Há algo de encantamento na Web 2.0?

Em uma busca rápida no Google, podemos ver todas as possibilidades da Web 2.0. Aplicativos, informações, declarações elogiosas, envolvimento com o usuário, está tudo lá. No entanto, o conceito é claro o suficiente para as pessoas? Ou ainda, o que é chamado de Web 2.0 não seria uma evolução natural da internet?

São perguntas que críticos fazem em blogs, tais como Alex Hubner, do Webinsider, e Henrique Pereira, do Revolução Etc. Ambos são radicais em suas opiniões, defendidas quando o “movimento” ainda estava no princípio. A chamada Web 2.0 é um aprimoramento que influencia nossos hábitos na internet e nossa cultura participativa. Nada que justifique o alarde, a “revolução”, segundo eles.
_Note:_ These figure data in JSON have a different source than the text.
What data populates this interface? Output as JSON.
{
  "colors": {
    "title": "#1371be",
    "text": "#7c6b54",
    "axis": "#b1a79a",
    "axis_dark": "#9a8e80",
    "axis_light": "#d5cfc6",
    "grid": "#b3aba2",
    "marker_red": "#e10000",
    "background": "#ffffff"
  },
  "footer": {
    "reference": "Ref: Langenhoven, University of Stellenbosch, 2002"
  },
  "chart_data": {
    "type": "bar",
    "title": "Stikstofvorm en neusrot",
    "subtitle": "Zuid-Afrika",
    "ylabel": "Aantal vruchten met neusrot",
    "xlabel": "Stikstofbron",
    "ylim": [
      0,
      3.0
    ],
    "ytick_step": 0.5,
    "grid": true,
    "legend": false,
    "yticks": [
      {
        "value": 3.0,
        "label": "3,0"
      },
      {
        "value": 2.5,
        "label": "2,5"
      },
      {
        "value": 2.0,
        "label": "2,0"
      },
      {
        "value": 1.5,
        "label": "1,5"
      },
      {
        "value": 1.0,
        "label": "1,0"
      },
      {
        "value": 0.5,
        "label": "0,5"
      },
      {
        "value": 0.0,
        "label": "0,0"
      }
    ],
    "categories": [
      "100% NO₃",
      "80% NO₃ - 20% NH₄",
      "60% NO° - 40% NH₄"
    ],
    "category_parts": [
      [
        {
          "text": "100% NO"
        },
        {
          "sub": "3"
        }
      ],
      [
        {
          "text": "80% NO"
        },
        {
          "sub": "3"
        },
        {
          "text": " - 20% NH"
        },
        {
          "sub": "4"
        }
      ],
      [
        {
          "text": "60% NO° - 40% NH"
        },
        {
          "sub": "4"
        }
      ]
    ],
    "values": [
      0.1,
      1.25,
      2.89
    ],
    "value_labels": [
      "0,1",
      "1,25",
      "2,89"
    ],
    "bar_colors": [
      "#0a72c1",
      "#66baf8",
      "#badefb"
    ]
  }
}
Esta pode ser uma visão inicial em 2006/2007 e também pode ser um reforço à definição do que a Web 2.0 representa: mídia. O fato é que sites colaborativos, se já não o são, estão entrando em processo de familiariedade para as pessoas. Mesmo em redes sociais, quem não aderiu à criação de uma conta em alguma delas conhece alguém que tem perfil em uma ou várias mídias. E, mais recentemente, estes sites de colaboração são criados, reinventados e usados para atrair públicos diversos, interessados em leitura, causas sociais, sustentabilidade, entre outros.

De forma geral, a diferença que a Web 2.0 traz para o cotidiano dos usuários é o conceito de internet e o caráter colaborativo entre múltiplos (inteligência coletiva), ao invés de apenas um divulgando informação. A tecnologia e os interesses econômicos seguem lado a lado com estas mudanças. Como toda revolução, é interessante poder conhecer os dois lados: o pró e o contra.